The valuation marks a roughly 34% increase from the $100 billion Databricks was valued at just three months ago.
The round was led by Insight Partners, Fidelity, and J.P. Morgan Asset Management, with participation from Andreessen Horowitz, BlackRock, Blackstone, Coatue, GIC, MGX, NEA, Ontario Teachers Pension Plan, Robinhood Ventures, T. Rowe Price Associates, Temasek, Thrive Capital, and Winslow Capital.
The fundraise comes amid a muted recovery in the IPO market, where late-stage companies have shown little urgency to go public.
For companies able to raise large sums privately at rising valuations, public market scrutiny and disclosure requirements offer limited near-term appeal.

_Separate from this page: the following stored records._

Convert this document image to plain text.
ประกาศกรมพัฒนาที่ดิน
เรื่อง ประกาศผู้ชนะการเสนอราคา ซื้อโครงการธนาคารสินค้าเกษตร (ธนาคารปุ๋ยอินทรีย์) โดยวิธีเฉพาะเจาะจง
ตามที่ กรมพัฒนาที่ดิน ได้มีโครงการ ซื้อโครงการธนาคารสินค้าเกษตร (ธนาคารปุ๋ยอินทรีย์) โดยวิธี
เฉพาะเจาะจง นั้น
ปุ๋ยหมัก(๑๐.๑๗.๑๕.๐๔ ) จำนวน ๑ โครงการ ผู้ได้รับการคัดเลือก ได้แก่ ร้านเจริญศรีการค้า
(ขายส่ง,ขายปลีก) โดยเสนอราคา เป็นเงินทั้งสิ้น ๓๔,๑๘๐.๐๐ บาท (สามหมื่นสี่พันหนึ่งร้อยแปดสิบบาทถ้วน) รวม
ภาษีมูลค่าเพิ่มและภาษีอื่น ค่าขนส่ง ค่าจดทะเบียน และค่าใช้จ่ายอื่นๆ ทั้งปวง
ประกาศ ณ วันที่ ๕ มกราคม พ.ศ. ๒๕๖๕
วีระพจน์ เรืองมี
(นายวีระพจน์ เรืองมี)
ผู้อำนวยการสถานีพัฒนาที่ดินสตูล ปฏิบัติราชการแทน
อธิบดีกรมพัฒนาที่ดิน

Databricks has now completed three major venture rounds in less than a year. Around this time last year, the company was valued at about $60 billion, underscoring the pace at which investor appetite for AI-focused data infrastructure companies has accelerated.
The company has increasingly positioned itself around enterprise AI adoption. It is investing heavily in Lakebase, a database designed for AI agents built on the open-source Postgres ecosystem, enabled by Databricks’ $1 billion acquisition of startup Neon. The product targets developers building AI-driven applications on proprietary enterprise data.
Databricks is also expanding its Agent Bricks platform, which allows businesses to build and deploy AI agents that can securely access internal datasets.
In parallel, the company has signed large commercial agreements, worth hundreds of millions of dollars, with AI labs including Anthropic and OpenAI to make their models available within Databricks’ enterprise offerings.
On Tuesday, Databricks said it is generating an annualized revenue run rate of more than $4.8 billion, up 55% year-on-year, with over $1 billion coming from AI-related products.
The company said the new capital will be used to accelerate product development, expand AI research, support customers building AI applications on proprietary data, and significantly increase hiring across Asia, Europe, and Latin America.
The Wall Street Journal reported the funding will also support employee liquidity programmes and potential acquisitions, a common strategy among large private companies delaying public listings.